Mais toutes ces interventions politiques passent à côté d'un point essentiel, selon M. Simons. Selon lui, les producteurs locaux doivent relever un grand défi en travaillant davantage sur les principes de base du commerce et en développant leurs entreprises.
« Il ajoute que les entreprises doivent promouvoir la consommation de noix de cajou pour qu'elle soit plus répandue dans le pays. « Il faut qu'un grand nombre de Ghanéens consomment des noix, et pas seulement une petite classe moyenne ».
Le professeur Daron Acemoglu, économiste turco-américain, reconnaît que la création d'un marché local solide est importante pour l'industrie ghanéenne de la noix de cajou. Il est l'un des lauréats du prix Nobel d'économie de l'année dernière, pour ses travaux sur les difficultés auxquelles sont confrontées les économies à faible revenu, et en particulier leurs entreprises locales.
Pourtant, il affirme que la première priorité devrait être d'améliorer l'accès aux marchés internationaux pour les noix de cajou ghanéennes transformées.

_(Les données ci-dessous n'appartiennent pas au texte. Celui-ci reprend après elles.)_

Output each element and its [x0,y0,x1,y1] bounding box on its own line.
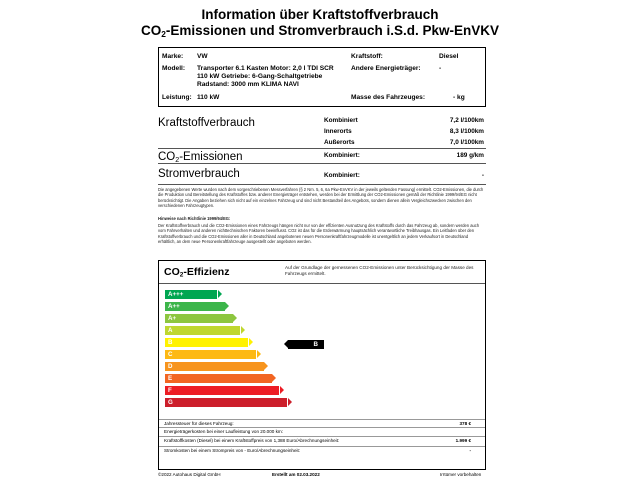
efficiency-class-bar [165,290,217,299]
modell-line-3: Radstand: 3000 mm KLIMA NAVI [197,81,299,88]
bar-arrow-icon [218,290,222,298]
efficiency-box [158,260,486,470]
indicator-arrow-icon [284,340,288,348]
cost-row [159,437,485,445]
vehicle-info-box [158,47,486,107]
emissions-label: Kombiniert: [324,152,360,159]
efficiency-class-bar [165,326,240,335]
bar-arrow-icon [272,374,276,382]
energie-value: - [439,65,442,72]
cons-innerorts-value: 8,3 l/100km [449,128,484,135]
bar-arrow-icon [264,362,268,370]
efficiency-class-label: F [168,387,172,394]
efficiency-class-bar [165,314,233,323]
efficiency-class-bar [165,350,256,359]
cost-value: - [469,448,471,453]
cost-label: Jahressteuer für dieses Fahrzeug: [164,421,234,426]
efficiency-class-bar [165,374,272,383]
efficiency-class-label: D [168,363,173,370]
divider [158,184,486,185]
efficiency-class-bar [165,338,248,347]
cons-ausserorts-value: 7,0 l/100km [449,139,484,146]
efficiency-class-label: A [168,327,173,334]
bar-arrow-icon [288,398,292,406]
kraftstoff-label: Kraftstoff: [351,53,383,60]
efficiency-class-label: G [168,399,173,406]
cost-value: 1.999 € [455,438,471,443]
page-title: Information über Kraftstoffverbrauch [201,7,439,22]
cost-row [159,447,485,455]
cons-kombiniert-label: Kombiniert [324,117,358,124]
current-class-indicator: B [288,340,324,349]
efficiency-class-bar [165,362,264,371]
divider [159,283,485,284]
electricity-title: Stromverbrauch [158,168,240,180]
cons-ausserorts-label: Außerorts [324,139,355,146]
cost-label: Kraftstoffkosten (Diesel) bei einem Kraftstoffpreis von 1,388 Euro/Abrechnungseinheit: [164,438,340,443]
page-subtitle: $CO_2$-Emissionen und Stromverbrauch i.S.d. Pkw-EnVKV [141,23,499,40]
bar-arrow-icon [233,314,237,322]
leistung-value: 110 kW [197,94,220,101]
emissions-value: 189 g/km [456,152,484,159]
cons-innerorts-label: Innerorts [324,128,352,135]
modell-label: Modell: [162,65,186,72]
energie-label: Andere Energieträger: [351,65,421,72]
cost-value: 378 € [459,421,471,426]
efficiency-class-label: E [168,375,173,382]
leistung-label: Leistung: [162,94,192,101]
marke-label: Marke: [162,53,184,60]
footer-created: Erstellt am 02.03.2022 [272,472,320,477]
footer-disclaimer: Irrtümer vorbehalten [440,472,482,477]
cons-kombiniert-value: 7,2 l/100km [449,117,484,124]
bar-arrow-icon [257,350,261,358]
cost-label: Stromkosten bei einem Strompreis von - Euro/Abrechnungseinheit: [164,448,301,453]
emissions-title: $CO_2$-Emissionen [158,151,243,164]
modell-line-1: Transporter 6.1 Kasten Motor: 2,0 l TDI SCR [197,65,334,72]
bar-arrow-icon [280,386,284,394]
footer-copyright: ©2022 Autohaus Digital GmbH [158,472,221,477]
masse-value: - kg [453,94,465,101]
electricity-label: Kombiniert: [324,172,360,179]
legal-note-2: Der Kraftstoffverbrauch und die CO2-Emissionen eines Fahrzeugs hängen nicht nur von der effizienten Ausnutzung des Kraftstoffs durch das Fahrzeug ab, sondern werden auch vom Fahrverhalten und anderen nichttechnischen Faktoren beeinflusst. CO2 ist das für die Erderwärmung hauptsächlich verantwortliche Treibhausgas. Ein Leitfaden über den Kraftstoffverbrauch und die CO2-Emissionen aller in Deutschland angebotenen neuen Personenkraftfahrzeugmodelle ist unentgeltlich an jedem Verkaufsort in Deutschland erhältlich, an dem neue Personenkraftfahrzeuge ausgestellt oder angeboten werden. [158,223,480,245]
efficiency-class-bar [165,386,279,395]
efficiency-class-label: A+++ [168,291,184,298]
efficiency-class-bar [165,398,287,407]
efficiency-class-label: A+ [168,315,177,322]
efficiency-class-bar [165,302,225,311]
bar-arrow-icon [225,302,229,310]
efficiency-class-label: B [168,339,173,346]
modell-line-2: 110 kW Getriebe: 6-Gang-Schaltgetriebe [197,73,323,80]
efficiency-note: Auf der Grundlage der gemessenen CO2-Emissionen unter Berücksichtigung der Masse des Fahrzeugs ermittelt. [285,265,474,276]
divider [158,148,486,149]
cost-label: Energieträgerkosten bei einer Laufleistung von 20.000 km: [164,429,284,434]
divider [158,163,486,164]
efficiency-class-label: A++ [168,303,180,310]
consumption-title: Kraftstoffverbrauch [158,117,255,129]
bar-arrow-icon [249,338,253,346]
legal-note-1: Die angegebenen Werte wurden nach dem vorgeschriebenen Messverfahren (§ 2 Nrn. 5, 6, 6a Pkw-EnVKV in der jeweils geltenden Fassung) ermittelt. CO2-Emissionen, die durch die Produktion und Bereitstellung des Kraftstoffes bzw. anderer Energieträger entstehen, werden bei der Ermittlung der CO2-Emissionen gemäß der Richtlinie 1999/94/EG nicht berücksichtigt. Die Angaben beziehen sich nicht auf ein einzelnes Fahrzeug und sind nicht Bestandteil des Angebots, sondern dienen allein Vergleichszwecken zwischen den verschiedenen Fahrzeugtypen. [158,187,484,209]
marke-value: VW [197,53,208,60]
efficiency-title: $CO_2$-Effizienz [164,266,230,279]
legal-heading-2: Hinweise nach Richtlinie 1999/94/EG: [158,216,231,221]
efficiency-class-label: C [168,351,173,358]
masse-label: Masse des Fahrzeuges: [351,94,426,101]
kraftstoff-value: Diesel [439,53,459,60]
electricity-value: - [481,172,484,179]
cost-row [159,428,485,436]
bar-arrow-icon [241,326,245,334]
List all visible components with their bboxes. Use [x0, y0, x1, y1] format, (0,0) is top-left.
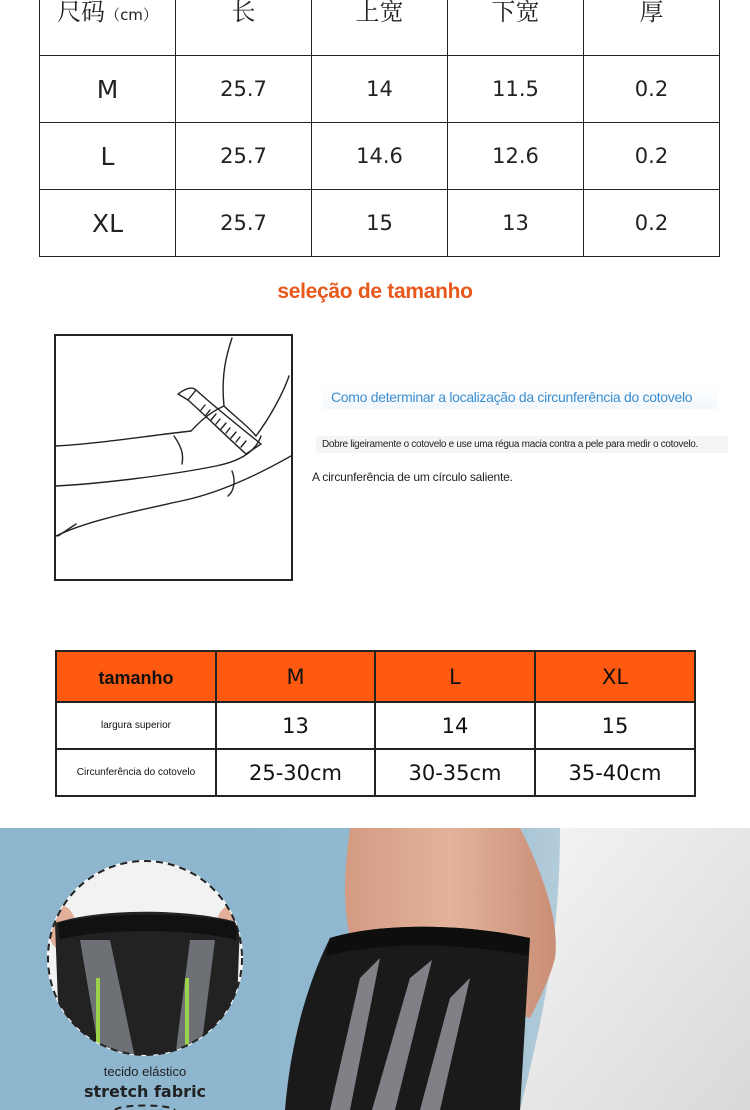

Ces entreprises ont affaire à une main-d'œuvre qui n'est pas suffisamment qualifiée, à des infrastructures qui ne fonctionnent pas, à la crainte constante de fonctionnaires corrompus ou de changements de règles, et il est également très difficile d'atteindre les marchés étrangers », explique-t-il. « Ils ont besoin du marché étranger parce que le marché intérieur est petit et que leur propre gouvernement a très peu de moyens [pour le stimuler].
Il souhaite également que le gouvernement ghanéen améliore le réseau routier et ferroviaire afin de réduire les coûts de transport.
Mais M. Simons estime qu'il incombe désormais aux entreprises ghanéennes elles-mêmes de faire le nécessaire pour améliorer l'image de marque et la commercialisation des noix de cajou. À l'heure actuelle, dit-il, bon nombre des hommes d'affaires les plus entreprenants du pays quittent tout simplement le Ghana pour des opportunités mieux rémunérées à l'étranger, en raison de la bureaucratie et du copinage qui sont si prohibitifs au Ghana.
« Il y a une fuite massive des cerveaux », dit-il. « Ma théorie sur la lenteur du développement économique de l'Afrique est que nous nous concentrons trop sur l'offre, alors que la vraie beauté réside dans la demande, la création d'une classe de consommateurs enthousiastes à l'idée de manger des noix de cajou, et qu'il n'y a pas de classe d'entrepreneurs capables de créer une transformation de la demande.
Il ajoute que le même argument s'applique aux autres exportations importantes du Ghana, comme l'or et le chocolat, qui ne reçoivent pas beaucoup de valeur ajoutée au Ghana avant d'être exportées vers l'Occident.
Mildred Akotia espère être l'une des entrepreneuses à s'opposer à la tendance. Elle souhaite à présent mettre en place sa propre structure logistique, afin de pouvoir traiter les noix de cajou directement à partir de la ferme.
« Je reçois beaucoup d'appels des Émirats arabes unis, du Canada et des États-Unis. Actuellement, nous ne pouvons pas répondre à la demande. Nous n'avons pas assez d'amandes pour les torréfier.
« Le marché est prêt, tant au niveau local qu'international. Mon image de marque est bonne, mon marketing est bon. Mon rêve est de donner un coup de jeune aux produits alimentaires transformés ghanéens.